Elad Blog: Experience, Instincts, and Maturity
Experience.
This is what you have done in the past and the knowledge base you have acquired. Maybe you are really good at picking up new programming languages because you have used so many over the years. Or maybe you immediately know how to solve a problem that a less experienced engineer or manager can solve because you have seen it before (and maybe even seen seven different ways of solving this issue and know which two really work and which three are awful ideas in the long run.). The only way to gain experience is to do stuff. For most people, the benefits of experience eventually starts to run towards an asymptote unless you do new things or new roles every few years.
“Experience” may also mean organizational experience. For example, if you ran Google Ads and then switched to run YouTube, you have the knowledge of who at Google it is important to get on board for your decisions, how to get resources and headcount, and how processes at the company works. Even if you are not an expert on consumer video, you are an expert on getting things done at Google, which can make you a better executive and leader of the area then someone with ten years of consumer video experience who has never met Larry Page[2].
Instincts.
This is your gut reaction on how to act, often in the absence of information. There are some things experience has taught you that is wrong and sometimes your gut overrides your experience and tells you to do something new in this specific context. Alternatively, there may be a problem that you or someone on your team has never faced before. Like experience, instincts can be gained with time for most people. It is the background process or pattern matching that causes you to make the right call or say the right thing on the spot. Or it is the “muscle memory” of management that allows you to act the right way in a situation you have never seen before.
Unfortunately, some people just have bad instincts. They try hard to do good but they just keep screwing up the same types of items. These may be very smart and well intentioned people, but sometimes a person doesn’t have great instincts. They can be taught almost by rote situational memorization, but it feels like you literally need to rewire some people’s brains via a painful process for them to change. In some cases they can never pick up the right instincts and will hit a natural limit on what types of work they can do.
A friend of mine put it about one of her director-level reports, who had 15 years experience but bad instincts, as “He is like that really cute puppy that keeps peeing on your bed. He tries really hard, but doesn’t understand that what he is doing is fundamentally wrong until it is too late.”
Maturity.
Maturity is understanding what is worth fighting for and what is worth letting go. It is properly allocating credit to others because you do not feel threatened or competitive with members of your team. It is realizing when someone on the team needs your help and helping them in whatever way makes sense. It also means realizing when someone is beyond your help. Maturity also includes things like being open and willing to admit that you are wrong on something.
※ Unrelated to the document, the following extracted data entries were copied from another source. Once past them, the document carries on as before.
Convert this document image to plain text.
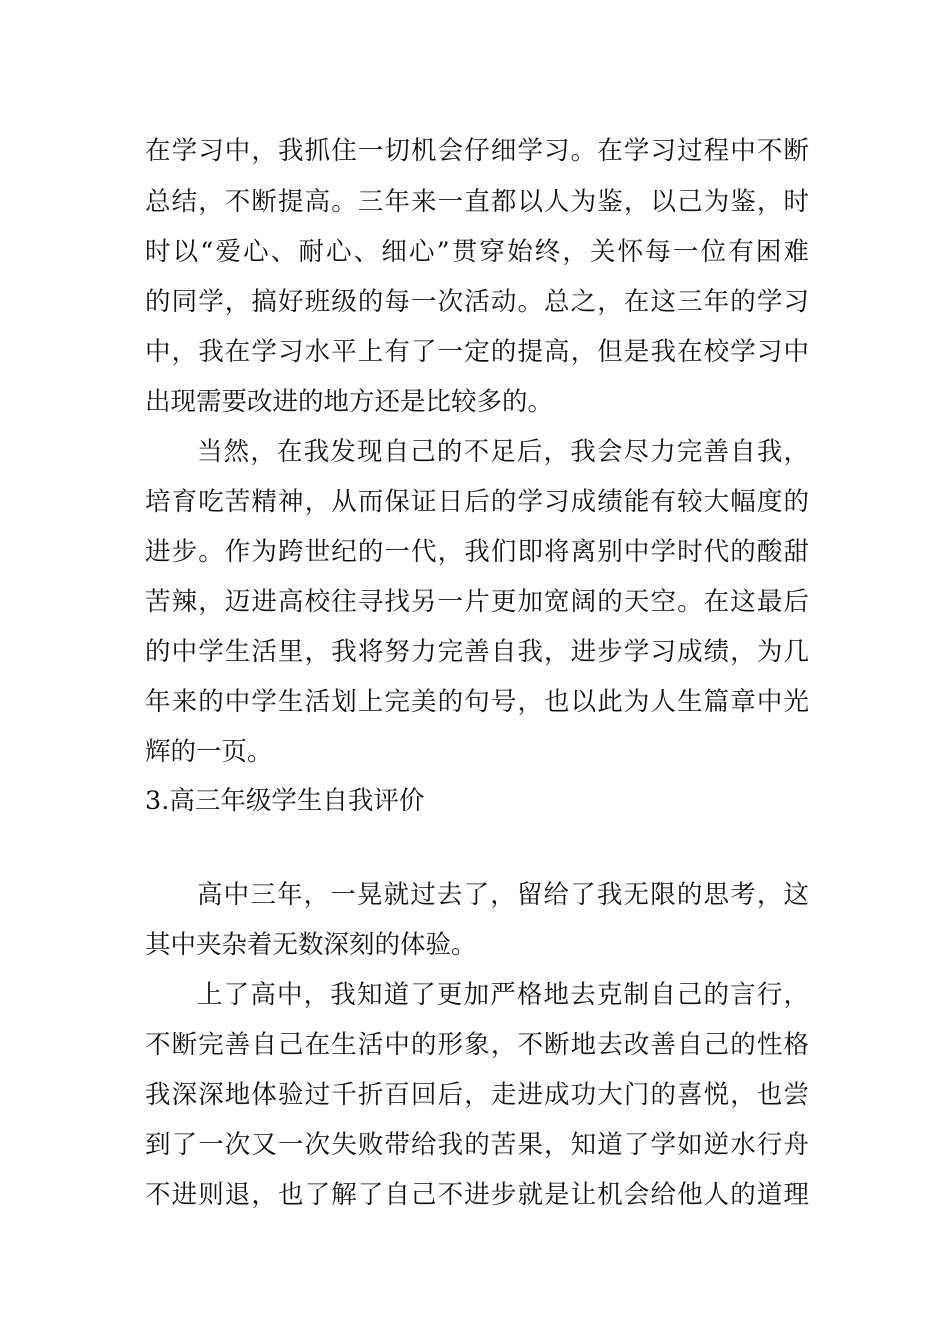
在学习中，我抓住一切机会仔细学习。在学习过程中不断
总结，不断提高。三年来一直都以人为鉴，以己为鉴，时
时以“爱心、耐心、细心”贯穿始终，关怀每一位有困难
的同学，搞好班级的每一次活动。总之，在这三年的学习
中，我在学习水平上有了一定的提高，但是我在校学习中
出现需要改进的地方还是比较多的。
当然，在我发现自己的不足后，我会尽力完善自我，
培育吃苦精神，从而保证日后的学习成绩能有较大幅度的
进步。作为跨世纪的一代，我们即将离别中学时代的酸甜
苦辣，迈进高校往寻找另一片更加宽阔的天空。在这最后
的中学生活里，我将努力完善自我，进步学习成绩，为几
年来的中学生活划上完美的句号，也以此为人生篇章中光
辉的一页。
3.高三年级学生自我评价
高中三年，一晃就过去了，留给了我无限的思考，这
其中夹杂着无数深刻的体验。
上了高中，我知道了更加严格地去克制自己的言行，
不断完善自己在生活中的形象，不断地去改善自己的性格
我深深地体验过千折百回后，走进成功大门的喜悦，也尝
到了一次又一次失败带给我的苦果，知道了学如逆水行舟
不进则退，也了解了自己不进步就是让机会给他人的道理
Some people never really mature. They may be scared to surface issues on their team as managers because they want to show they are in control. They don’t ask for help or keep saying “I got this” even if they don’t, which can be disastrous if they are managing a team. They may feel easily threatened or confronted when someone tries to ask questions about their ideas or approaches. Some immature employees can be recognized as they always have a “bone to pick with management” irrespective of who is doing the managing. Or, another sign is someone who fights their manager or team members needlessly or on items that don’t really matter.
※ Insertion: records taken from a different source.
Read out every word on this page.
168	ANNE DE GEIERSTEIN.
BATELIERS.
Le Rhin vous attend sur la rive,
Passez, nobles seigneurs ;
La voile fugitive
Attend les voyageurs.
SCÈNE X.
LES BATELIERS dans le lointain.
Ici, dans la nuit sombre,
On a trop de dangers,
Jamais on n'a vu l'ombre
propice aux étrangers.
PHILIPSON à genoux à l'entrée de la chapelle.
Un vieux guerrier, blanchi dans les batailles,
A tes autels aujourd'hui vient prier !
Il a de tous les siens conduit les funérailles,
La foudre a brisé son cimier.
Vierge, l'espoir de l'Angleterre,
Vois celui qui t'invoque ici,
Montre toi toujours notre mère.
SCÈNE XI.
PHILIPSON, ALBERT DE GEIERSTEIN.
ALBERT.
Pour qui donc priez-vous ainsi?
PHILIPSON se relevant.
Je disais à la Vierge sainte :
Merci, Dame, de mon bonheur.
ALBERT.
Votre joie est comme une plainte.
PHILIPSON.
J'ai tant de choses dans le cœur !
Sometimes a bad company culture encourages and promotes immaturity. Other times the person is feeling threatened or insecure due to having a bad manager, and therefore acts out in immature ways – which is a call for help. And then there are people who never really grow up.
Notes
[1] Obviously, there are a lot of other traits that are valuable. I am focusing on these three here given how intermixed they are.
[2] Although in Susan W’s case she did indeed have experience with consumer products (for example she launched Google image search) and video products (a part of the original Google Video team early on worked for her).